This is Rabin’s definition of computable groups. There’s a slightly different version by Mal’cev but I haven’t read it and Rabin seems the most popular from my perspective.

## Computable functions and sets

Very quickly: the *primitive recursive functions* are the class of functions that starts with the same primitives as the Grzegorczyk hierarchy, closed under composition and *un*bounded recursion. The *recursive functions* are the primitive recursive functions also closed under *minimalisation*, the operation which gives you the least $n$ such that some $P(n)=1$ (( “the least x such that P(x) holds” is written $(mux)[P(x)]$ )) . Because those all sound like fairly possible things to do, recursive functions are also called (*effectively*) *computable functions*.

For any subset $S\subseteq \mathbb{N}$ of the natural numbers, one can define a *characteristic function* ${c}_{S}(n)$, which takes the value ${c}_{S}(x)=1$ when $x\in S$, and $0$ otherwise. A set $S$ is said to be recursive if its characteristic function ${c}_{S}$ is recursive.

## Computable groups

An *indexing* of a set $S\subseteq \mathbb{N}$ is a bijection $i:\mathbb{N}\to S$ which is recursive. We say that $j=i(s)$ is the *index* of the element $sinS$, and denote by ${s}_{j}$ the element whose index is $j$.

An indexing $i$ of a group $G$ is *admissible* if the corresponding multiplication function $m:i(G)\times i(G)\to i(G)$, obeying ${g}_{j}{g}_{k}={g}_{m(j,k)}$, is computable.

Given a group with index $i$ and multiplication function $m$, one can compute the inverse function $in(x):i(G)\to i(G)$ as follows:

$$in(j)=\underset{k}{\mu}(k\in i(G)\wedge m(j,k)=i(1))$$

Suppose we have two computable groups $G$ and $F$, with indices ${i}_{1}$ and ${i}_{2}$ respectively, and a homomorphism $\varphi :G\to F$. We can define a corresponding homomorphism $\stackrel{\u2015}{\varphi}:{i}_{1}(G)\to {i}_{2}(F)$ on the indices, and we say that $\varphi $ is computable iff $\stackrel{\u2015}{\varphi}$ is.

## The word problem

It should be clear that a computable group has solvable word problem, but what about the other way round? It turns out that all *finitely generated *groups with solvable word problem, at least, are computable.

To prove this, we need a couple of theorems first:

**Theorem 1. **Suppose we have a finitely generated computable group $G$ with a normal subgroup $H$. Then $G/H$ is computable if and only if $i(H)$ is recursive.

**Theorem 2.** The free group $F$ on $n$ generators is computable.

The latter theorem just requires your favourite way of encoding a sequence of integers, then a little argument about freely reducing words to get the multiplication function.

Now I’m going to give the proof of the main theorem because it is like a tongue-twister:

**Theorem 3**

A finitely generated group $G$ has a solvable word problem with respect to a system of generators $S=({g}_{1},\dots ,{g}_{n})$ if and only if $G$ is a computable group.

**Proof**

Let $F=\u27e8{x}_{1},\dots ,{x}_{n}\u27e9$ be the free group on $n$ generators with index $i$. Let $U$ be the set of words on $F$ which are sent to the identity in $G$ by replacing ${x}_{i}$ with ${g}_{i}$.
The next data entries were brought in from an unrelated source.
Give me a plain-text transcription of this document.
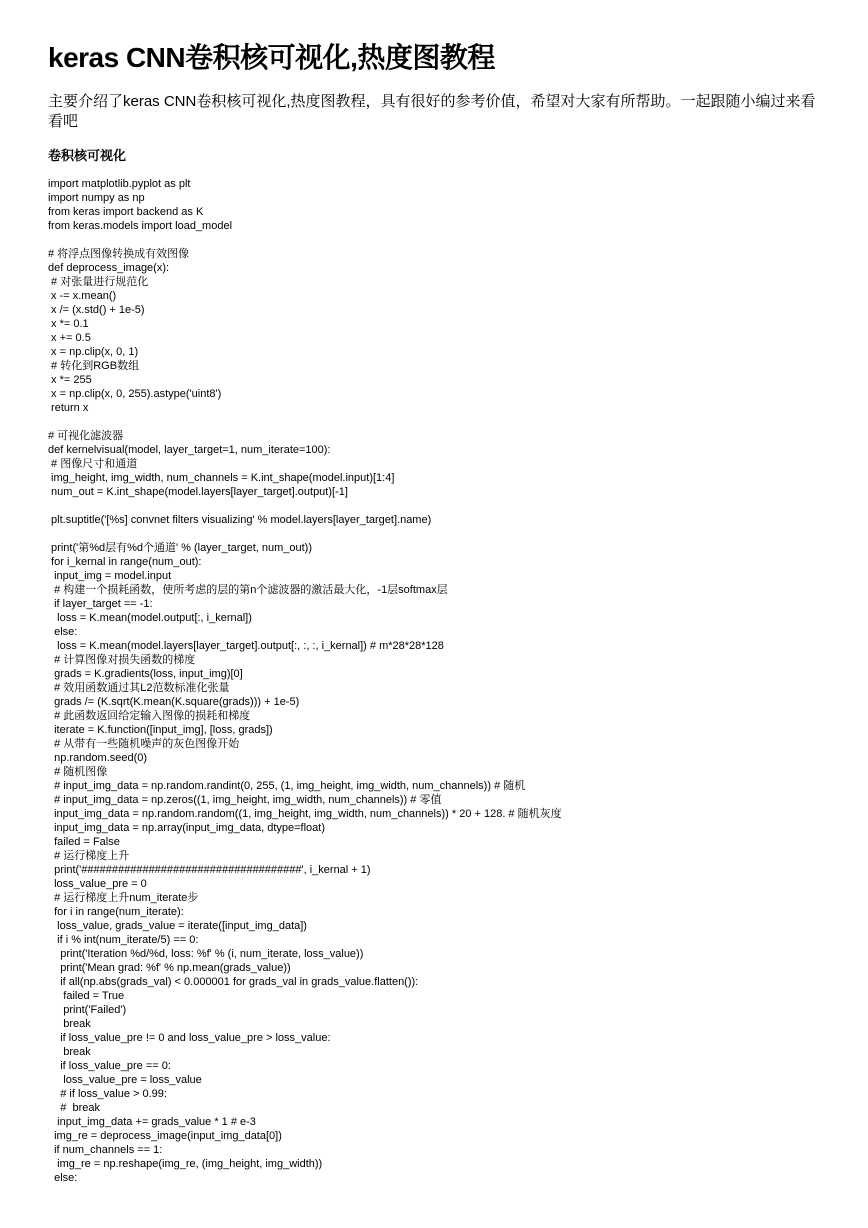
keras CNN卷积核可视化,热度图教程

主要介绍了keras CNN卷积核可视化,热度图教程，具有很好的参考价值，希望对大家有所帮助。一起跟随小编过来看看吧

卷积核可视化
import matplotlib.pyplot as plt
import numpy as np
from keras import backend as K
from keras.models import load_model
# 将浮点图像转换成有效图像
def deprocess_image(x):
# 对张量进行规范化
x -= x.mean()
x /= (x.std() + 1e-5)
x *= 0.1
x += 0.5
x = np.clip(x, 0, 1)
# 转化到RGB数组
x *= 255
x = np.clip(x, 0, 255).astype('uint8')
return x
# 可视化滤波器
def kernelvisual(model, layer_target=1, num_iterate=100):
# 图像尺寸和通道
img_height, img_width, num_channels = K.int_shape(model.input)[1:4]
num_out = K.int_shape(model.layers[layer_target].output)[-1]
plt.suptitle('[%s] convnet filters visualizing' % model.layers[layer_target].name)
print('第%d层有%d个通道' % (layer_target, num_out))
for i_kernal in range(num_out):
input_img = model.input
# 构建一个损耗函数，使所考虑的层的第n个滤波器的激活最大化，-1层softmax层
if layer_target == -1:
loss = K.mean(model.output[:, i_kernal])
else:
loss = K.mean(model.layers[layer_target].output[:, :, :, i_kernal]) # m*28*28*128
# 计算图像对损失函数的梯度
grads = K.gradients(loss, input_img)[0]
# 效用函数通过其L2范数标准化张量
grads /= (K.sqrt(K.mean(K.square(grads))) + 1e-5)
# 此函数返回给定输入图像的损耗和梯度
iterate = K.function([input_img], [loss, grads])
# 从带有一些随机噪声的灰色图像开始
np.random.seed(0)
# 随机图像
# input_img_data = np.random.randint(0, 255, (1, img_height, img_width, num_channels)) # 随机
# input_img_data = np.zeros((1, img_height, img_width, num_channels)) # 零值
input_img_data = np.random.random((1, img_height, img_width, num_channels)) * 20 + 128. # 随机灰度
input_img_data = np.array(input_img_data, dtype=float)
failed = False
# 运行梯度上升
print('####################################', i_kernal + 1)
loss_value_pre = 0
# 运行梯度上升num_iterate步
for i in range(num_iterate):
loss_value, grads_value = iterate([input_img_data])
if i % int(num_iterate/5) == 0:
print('Iteration %d/%d, loss: %f' % (i, num_iterate, loss_value))
print('Mean grad: %f' % np.mean(grads_value))
if all(np.abs(grads_val) < 0.000001 for grads_val in grads_value.flatten()):
failed = True
print('Failed')
break
if loss_value_pre != 0 and loss_value_pre > loss_value:
break
if loss_value_pre == 0:
loss_value_pre = loss_value
# if loss_value > 0.99:
#  break
input_img_data += grads_value * 1 # e-3
img_re = deprocess_image(input_img_data[0])
if num_channels == 1:
img_re = np.reshape(img_re, (img_height, img_width))
else:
$i(U)$ is recursive if and only if $G$ has solvable word problem (( “has solvable word problem” means there is a recursive (computable) function which characterises the set of trivial words )) .
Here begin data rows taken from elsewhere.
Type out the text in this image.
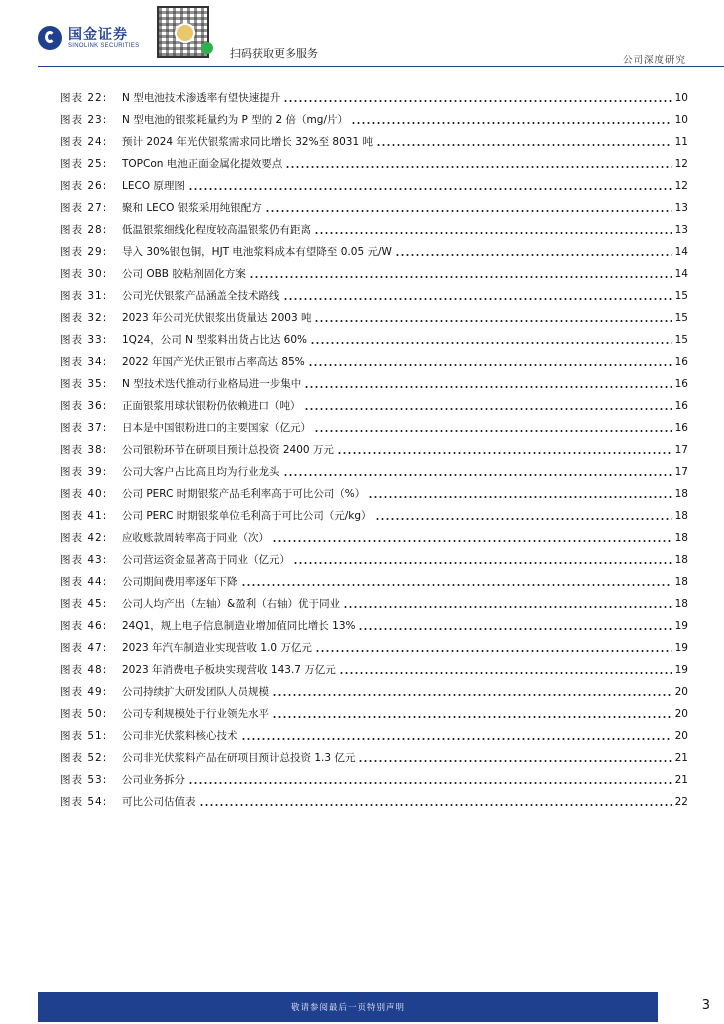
国金证券
SINOLINK SECURITIES
扫码获取更多服务
公司深度研究
图表 22:	N 型电池技术渗透率有望快速提升	10
图表 23:	N 型电池的银浆耗量约为 P 型的 2 倍（mg/片）	10
图表 24:	预计 2024 年光伏银浆需求同比增长 32%至 8031 吨	11
图表 25:	TOPCon 电池正面金属化提效要点	12
图表 26:	LECO 原理图	12
图表 27:	聚和 LECO 银浆采用纯银配方	13
图表 28:	低温银浆细线化程度较高温银浆仍有距离	13
图表 29:	导入 30%银包铜，HJT 电池浆料成本有望降至 0.05 元/W	14
图表 30:	公司 OBB 胶粘剂固化方案	14
图表 31:	公司光伏银浆产品涵盖全技术路线	15
图表 32:	2023 年公司光伏银浆出货量达 2003 吨	15
图表 33:	1Q24，公司 N 型浆料出货占比达 60%	15
图表 34:	2022 年国产光伏正银市占率高达 85%	16
图表 35:	N 型技术迭代推动行业格局进一步集中	16
图表 36:	正面银浆用球状银粉仍依赖进口（吨）	16
图表 37:	日本是中国银粉进口的主要国家（亿元）	16
图表 38:	公司银粉环节在研项目预计总投资 2400 万元	17
图表 39:	公司大客户占比高且均为行业龙头	17
图表 40:	公司 PERC 时期银浆产品毛利率高于可比公司（%）	18
图表 41:	公司 PERC 时期银浆单位毛利高于可比公司（元/kg）	18
图表 42:	应收账款周转率高于同业（次）	18
图表 43:	公司营运资金显著高于同业（亿元）	18
图表 44:	公司期间费用率逐年下降	18
图表 45:	公司人均产出（左轴）&盈利（右轴）优于同业	18
图表 46:	24Q1，规上电子信息制造业增加值同比增长 13%	19
图表 47:	2023 年汽车制造业实现营收 1.0 万亿元	19
图表 48:	2023 年消费电子板块实现营收 143.7 万亿元	19
图表 49:	公司持续扩大研发团队人员规模	20
图表 50:	公司专利规模处于行业领先水平	20
图表 51:	公司非光伏浆料核心技术	20
图表 52:	公司非光伏浆料产品在研项目预计总投资 1.3 亿元	21
图表 53:	公司业务拆分	21
图表 54:	可比公司估值表	22
敬请参阅最后一页特别声明	3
Now notice that $F/U\approx G$. So $G$ is computable iff $F/U$ is, and by Theorem 1, $F/U$ is computable if and only if $i(U)$ is recursive. But I just said $i(U)$ is recursive if and only if $G$ has solvable word problem, so $G$ is computable if and only if it has solvable word problem.

To recap:

$G$ computable $\iff $ $F/U$ computable $\iff $ $i(U)$ recursive $\iff $ $G$ has solvable word problem.

QED!

## References

Rabin M. O. Computable Algebra, General Theory and Theory of Computable Fields. *Transactions of the American Mathematical Society*. 1960;95(2):341 – 360.